Harsh Pati Singhania, president of Ficci and managing director of JK Paper, says that though the new year will be better than the last, certain steps of caution must be taken as this is just the beginning of the recovery. He told Hindustan Times that the revival is due to the fiscal stimulus package and easy monetary policy and therefore “real” growth could still be some distance away. Excerpts.
On the outlook for 2010?
It should be much better than what we have seen in 2009. Signals are positive globally not just in India. India’s growth figures are encouraging but let’s understand that this is stimulus led. The easy monetary policy has also been a great boon.
On steel Lakshmi Mittal’s comment on governments not being equipped to deal with mega investments
There is some element of truth in it. There are several large projects in the pipeline but there must be a system dealing with timeline and a proper process ensuring their execution.
On the lessons learnt from the slowdown
We realised the potential of our domestic market. India has managed to get out of the crisis much earlier due to a strong domestic market.
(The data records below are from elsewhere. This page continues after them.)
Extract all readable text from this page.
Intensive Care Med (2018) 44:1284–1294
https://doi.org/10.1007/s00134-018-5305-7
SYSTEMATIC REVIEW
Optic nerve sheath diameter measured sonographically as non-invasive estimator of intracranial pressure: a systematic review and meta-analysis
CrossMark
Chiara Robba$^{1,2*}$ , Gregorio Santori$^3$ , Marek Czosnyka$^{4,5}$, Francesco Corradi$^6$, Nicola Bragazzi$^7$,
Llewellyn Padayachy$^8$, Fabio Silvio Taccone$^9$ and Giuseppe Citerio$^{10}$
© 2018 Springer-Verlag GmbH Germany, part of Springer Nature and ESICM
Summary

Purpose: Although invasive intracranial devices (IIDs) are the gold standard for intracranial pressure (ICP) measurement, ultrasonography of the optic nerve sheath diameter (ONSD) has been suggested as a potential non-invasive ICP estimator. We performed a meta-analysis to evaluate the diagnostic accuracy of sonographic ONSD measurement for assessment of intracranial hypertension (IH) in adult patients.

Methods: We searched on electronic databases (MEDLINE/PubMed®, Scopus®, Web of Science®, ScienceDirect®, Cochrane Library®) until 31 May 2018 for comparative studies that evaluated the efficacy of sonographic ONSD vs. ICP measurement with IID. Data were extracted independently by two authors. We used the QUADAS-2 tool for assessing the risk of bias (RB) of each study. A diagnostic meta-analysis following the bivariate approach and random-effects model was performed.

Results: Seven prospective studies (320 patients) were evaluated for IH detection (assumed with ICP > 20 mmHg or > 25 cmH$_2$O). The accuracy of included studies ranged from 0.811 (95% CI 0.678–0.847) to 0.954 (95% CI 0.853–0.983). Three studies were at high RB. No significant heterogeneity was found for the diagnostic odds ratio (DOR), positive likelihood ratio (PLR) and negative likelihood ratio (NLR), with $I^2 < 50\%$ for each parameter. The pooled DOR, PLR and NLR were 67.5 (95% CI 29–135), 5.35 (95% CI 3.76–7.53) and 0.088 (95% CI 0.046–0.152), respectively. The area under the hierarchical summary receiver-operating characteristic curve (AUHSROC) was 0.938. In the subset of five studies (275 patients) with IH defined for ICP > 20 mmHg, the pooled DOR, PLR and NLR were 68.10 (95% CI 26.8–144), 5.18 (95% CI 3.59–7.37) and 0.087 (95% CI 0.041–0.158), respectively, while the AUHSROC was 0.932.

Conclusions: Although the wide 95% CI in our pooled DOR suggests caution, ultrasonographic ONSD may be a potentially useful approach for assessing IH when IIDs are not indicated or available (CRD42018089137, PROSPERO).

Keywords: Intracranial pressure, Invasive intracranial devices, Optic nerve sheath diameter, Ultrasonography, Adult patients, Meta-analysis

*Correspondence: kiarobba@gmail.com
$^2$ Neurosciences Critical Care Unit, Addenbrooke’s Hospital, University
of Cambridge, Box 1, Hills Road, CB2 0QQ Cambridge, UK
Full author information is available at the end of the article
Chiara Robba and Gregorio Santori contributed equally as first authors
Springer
Though exports form an integral part of the economy, the dependence is significantly less compared to other economies.
On the areas of concern
Developing skill set for employability is crucial. Just pure degree-based education would not be sufficient to create jobs. We also need to provide a boost to investments. It is not happening the way it should. There should not be any tightening of fiscal or monetary policies at this point. Real growth still has not gained momentum. The RBI should continue with the easy monetary policy. An increase in interest rates at this point may derail recovery.